São Bernardo já foi a capital do cinema?

Fundada em 1949 por dois italianos, a Companhia Cinematográfica Vera Cruz, sediada em São Bernardo do Campo, contribuiu decisivamente para a modernização do cinema nacional e o registro da arte, cultura e do modo de vida brasileiro.

A companhia foi a segunda empreitada dos amigos Franco Zampari e Francisco Matarazzo Sobrinho, o Ciccillo, recentemente retratado na minissérie da Rede Globo Um Só Coração, e interpretado pelo ator Edson Celulari.

O sucesso do TBC – Teatro Brasileiro de Comédia – criado pela dupla incentivou os imigrantes a se enveredar pelo mundo das telas. Por meio da doação de seu terreno na cidade, no qual, até poucos anos antes, criava galinhas, Ciccillo deu a partida para a construção da tão sonhada indústria cinematográfica projetada por Zampari.

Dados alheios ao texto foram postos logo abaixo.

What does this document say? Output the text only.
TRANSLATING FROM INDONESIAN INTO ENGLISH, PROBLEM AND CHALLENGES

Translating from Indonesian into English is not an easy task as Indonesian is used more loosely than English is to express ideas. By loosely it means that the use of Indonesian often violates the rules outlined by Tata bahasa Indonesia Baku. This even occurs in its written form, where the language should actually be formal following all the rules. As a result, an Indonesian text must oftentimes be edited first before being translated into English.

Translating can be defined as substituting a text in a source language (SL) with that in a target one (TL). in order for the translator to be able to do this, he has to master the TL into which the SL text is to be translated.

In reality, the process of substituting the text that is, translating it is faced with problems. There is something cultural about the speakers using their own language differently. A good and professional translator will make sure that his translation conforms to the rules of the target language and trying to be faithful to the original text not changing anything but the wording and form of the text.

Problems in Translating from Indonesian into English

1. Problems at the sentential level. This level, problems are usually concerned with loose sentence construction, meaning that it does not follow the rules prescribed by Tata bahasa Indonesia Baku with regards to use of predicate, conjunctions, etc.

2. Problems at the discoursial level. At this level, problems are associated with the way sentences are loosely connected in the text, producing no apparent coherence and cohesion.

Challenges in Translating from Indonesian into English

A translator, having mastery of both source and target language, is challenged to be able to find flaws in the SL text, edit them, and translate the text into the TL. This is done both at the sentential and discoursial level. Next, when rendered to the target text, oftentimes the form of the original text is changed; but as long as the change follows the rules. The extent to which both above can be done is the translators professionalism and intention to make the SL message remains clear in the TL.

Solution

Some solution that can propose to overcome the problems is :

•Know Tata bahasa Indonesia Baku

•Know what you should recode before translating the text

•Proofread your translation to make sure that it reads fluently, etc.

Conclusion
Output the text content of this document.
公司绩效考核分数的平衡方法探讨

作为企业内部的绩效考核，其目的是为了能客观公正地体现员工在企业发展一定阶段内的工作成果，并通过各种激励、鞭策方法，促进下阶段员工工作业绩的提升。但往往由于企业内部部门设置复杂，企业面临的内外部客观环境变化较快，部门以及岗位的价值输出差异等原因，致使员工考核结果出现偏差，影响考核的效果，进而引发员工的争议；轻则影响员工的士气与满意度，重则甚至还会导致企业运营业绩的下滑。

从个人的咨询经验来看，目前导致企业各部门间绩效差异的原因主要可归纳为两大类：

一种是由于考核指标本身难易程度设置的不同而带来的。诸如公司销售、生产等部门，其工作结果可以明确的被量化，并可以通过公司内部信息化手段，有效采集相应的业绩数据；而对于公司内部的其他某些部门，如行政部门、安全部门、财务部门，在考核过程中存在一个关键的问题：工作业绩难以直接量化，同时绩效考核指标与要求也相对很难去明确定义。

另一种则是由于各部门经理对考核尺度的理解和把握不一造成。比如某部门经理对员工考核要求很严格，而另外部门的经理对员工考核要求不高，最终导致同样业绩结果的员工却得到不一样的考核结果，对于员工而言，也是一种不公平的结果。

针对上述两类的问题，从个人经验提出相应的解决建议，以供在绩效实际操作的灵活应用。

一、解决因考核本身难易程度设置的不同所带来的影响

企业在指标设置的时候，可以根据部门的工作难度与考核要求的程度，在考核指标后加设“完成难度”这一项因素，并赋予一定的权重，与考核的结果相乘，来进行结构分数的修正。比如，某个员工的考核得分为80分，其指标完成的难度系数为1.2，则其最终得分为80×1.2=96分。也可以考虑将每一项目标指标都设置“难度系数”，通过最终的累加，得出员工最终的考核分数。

A Vera Cruz não foi responsável apenas pelo boom do cinema no país, mas também pelo desenvolvimento da publicidade, fotografia, sonorização, cenografia e montagem. Sem contar a mão-de-obra, uma geração de técnicos que se especializou e profissionalizou a produção das películas.

Mais tarde, o avanço técnico se expandiu para a telinha, com o surgimento da televisão, e para ela migraram atores de primeira grandeza, como Paulo Autran, Renato consorte, Tonia Carrero e Anselmo Duarte, entre tantos outros.

Mas por falta de experiência nesta área e tino para administração, Zampari foi empobrecendo ao querer bancar todas as aquisições da companhia, e endividando a empresa a cada filme rodado. O grande déficit estava na distribuição dos filmes. A crise fez com que o italiano abandonasse seu projeto, que mais tarde passou para as mãos dos irmãos cineastas Walter Hugo e Willian Khouri. A companhia, então, produziu até meados dos anos 70.

Após um período de funcionamento apenas como distribuidora de filmes, a Vera Cruz voltou, no final dos anos 90, a receber os olhares de pessoas interessadas no crescimento de nossa produção cultural. Ao mesmo tempo em que iniciou-se um trabalho para a recuperação do acervo, algumas áreas do prédio da companhia começaram a ser reutilizadas para filmagens, como em Carandiru, de Hector Babenco, lançado no ano passado. Quase todas as cenas internas foram feitas no local.

A reativação dos estúdios é um motor para a economia da cidade. No início deste ano, foi divulgado pela prefeitura, de maneira precipitada e com grande estardalhaço a assinatura de um contrato de locação do espaço para uma empresa sediada em São Bernardo. Ela representava duas produtoras norte-americanas, cujo projeto era rodar por aqui nove filmes em dois anos. O primeiro seria Genesis Code, dirigido por Hugh Hudson e estrelado por Andy Garcia.

Além de aquecer a economia, as filmagens deveriam gerar novos postos de trabalho. Todavia até o momento nada aconteceu.

Mas muita coisa ainda pode ser feita, a Vera Cruz possui um enorme potencial para abrigar um número maior de produções nacionais. Como no início dos anos 50, a companhia pode voltar a ser um pólo da indústria cinematográfica nacional, gerando mais empregos, mais tecnologia e, principalmente, enriquecendo a cultura do país. Estamos atentos e também torcendo para que pessoas competentes, realmente comprometidas com este projeto e com a nossa cidade reinaugurem uma nova fase dos Estúdios Vera Cruz.

De São Bernardo podem sair novos Paulos e Tonias, e nossa cidade pode vir a ser – por que não? – uma espécie de Hollywood para o cinema brasileiro. A Vera Cruz não pode ser relegada a um plano secundário: ela é o orgulho de nossa cidade e, como tal, deve receber mais incentivos e investimentos.